In December NCPA senior fellows Andrew Rettenmaier, Thomas Saving and Texas A&M research scientist Liqun Liu published a study on the progressivity of Social Security benefits. The Social Security system by design is progressive, meaning that retirement benefits will replace more of a low-income worker’s salary than they will a high-income worker’s salary. However, according to Rettenmaier, Saving and Liu, this progressivity is somewhat diminished by the changing life expectancy (at age 65) of high-income and low-income men. Using county-level data, they find:
- While life expectancy has increased for men since 1970, it has risen even faster for high-income earning men.
- Between 1970 and 2009, life expectancy for men at the low end of the income distribution (10th percentile) rose 32 percent.
- During the same period life expectancy for men at the high end of the income distribution (90th percentile) increased 43 percent.
- Men in high-income counties live about 1.1 years longer than men in low-income counties.
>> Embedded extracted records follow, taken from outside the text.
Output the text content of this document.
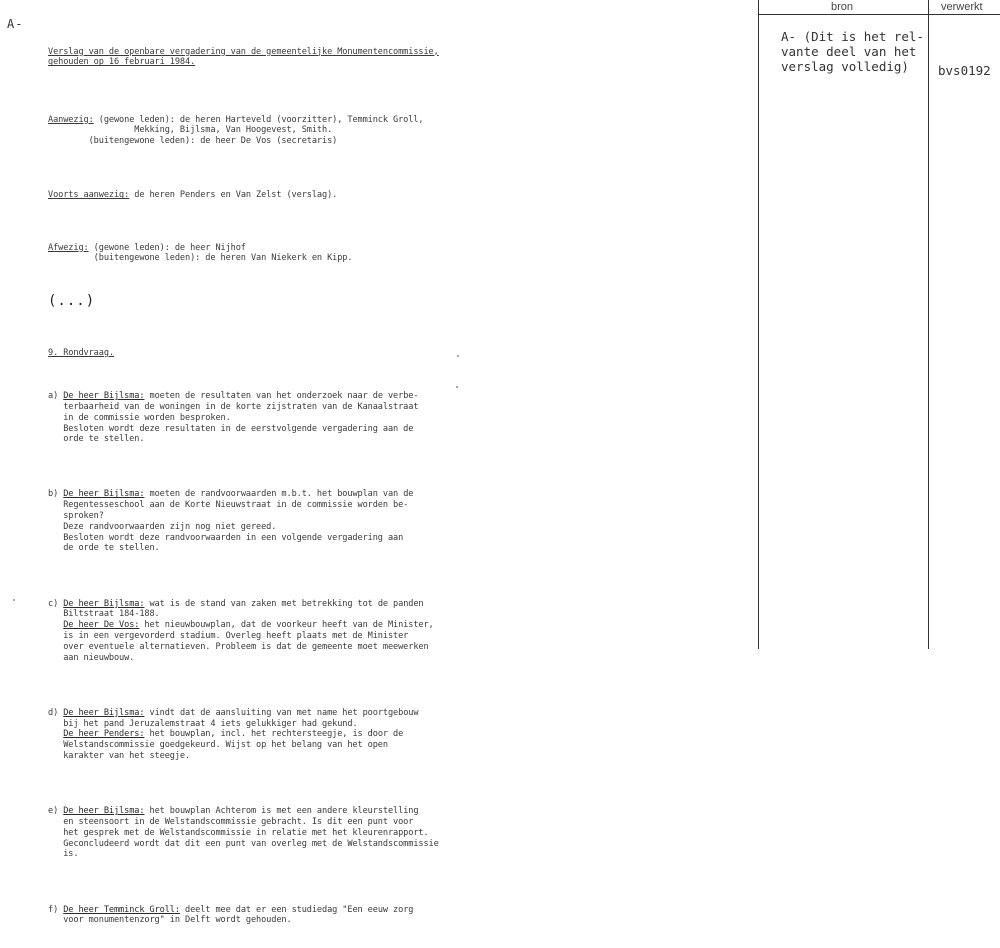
A-

Verslag van de openbare vergadering van de gemeentelijke Monumentencommissie,
gehouden op 16 februari 1984.

Aanwezig: (gewone leden): de heren Harteveld (voorzitter), Temminck Groll,
Mekking, Bijlsma, Van Hoogevest, Smith.
(buitengewone leden): de heer De Vos (secretaris)

Voorts aanwezig: de heren Penders en Van Zelst (verslag).

Afwezig: (gewone leden): de heer Nijhof
(buitengewone leden): de heren Van Niekerk en Kipp.

(...)

9. Rondvraag.

a) De heer Bijlsma: moeten de resultaten van het onderzoek naar de verbe-
terbaarheid van de woningen in de korte zijstraten van de Kanaalstraat
in de commissie worden besproken.
Besloten wordt deze resultaten in de eerstvolgende vergadering aan de
orde te stellen.

b) De heer Bijlsma: moeten de randvoorwaarden m.b.t. het bouwplan van de
Regentesseschool aan de Korte Nieuwstraat in de commissie worden be-
sproken?
Deze randvoorwaarden zijn nog niet gereed.
Besloten wordt deze randvoorwaarden in een volgende vergadering aan
de orde te stellen.

c) De heer Bijlsma: wat is de stand van zaken met betrekking tot de panden
Biltstraat 184-188.
De heer De Vos: het nieuwbouwplan, dat de voorkeur heeft van de Minister,
is in een vergevorderd stadium. Overleg heeft plaats met de Minister
over eventuele alternatieven. Probleem is dat de gemeente moet meewerken
aan nieuwbouw.

d) De heer Bijlsma: vindt dat de aansluiting van met name het poortgebouw
bij het pand Jeruzalemstraat 4 iets gelukkiger had gekund.
De heer Penders: het bouwplan, incl. het rechtersteegje, is door de
Welstandscommissie goedgekeurd. Wijst op het belang van het open
karakter van het steegje.

e) De heer Bijlsma: het bouwplan Achterom is met een andere kleurstelling
en steensoort in de Welstandscommissie gebracht. Is dit een punt voor
het gesprek met de Welstandscommissie in relatie met het kleurenrapport.
Geconcludeerd wordt dat dit een punt van overleg met de Welstandscommissie
is.

f) De heer Temminck Groll: deelt mee dat er een studiedag "Een eeuw zorg
voor monumentenzorg" in Delft wordt gehouden.

bron	verwerkt
A- (Dit is het rel-
vante deel van het
verslag volledig)	bvs0192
Currently Social Security benefits are determined by a
worker’s highest earnings over 35 years and the growth of average wages. Because wages generally rise faster than prices, however, a formula based on price growth may mitigate the differences in life expectancy with respect to benefit payouts and also reduce the cost of the program. Low-income workers’ benefits would be indexed by wages while high-income workers’ benefits would be indexed by changes in
price level. This would help retain the progressivity of Social Security while reducing the growth in costs.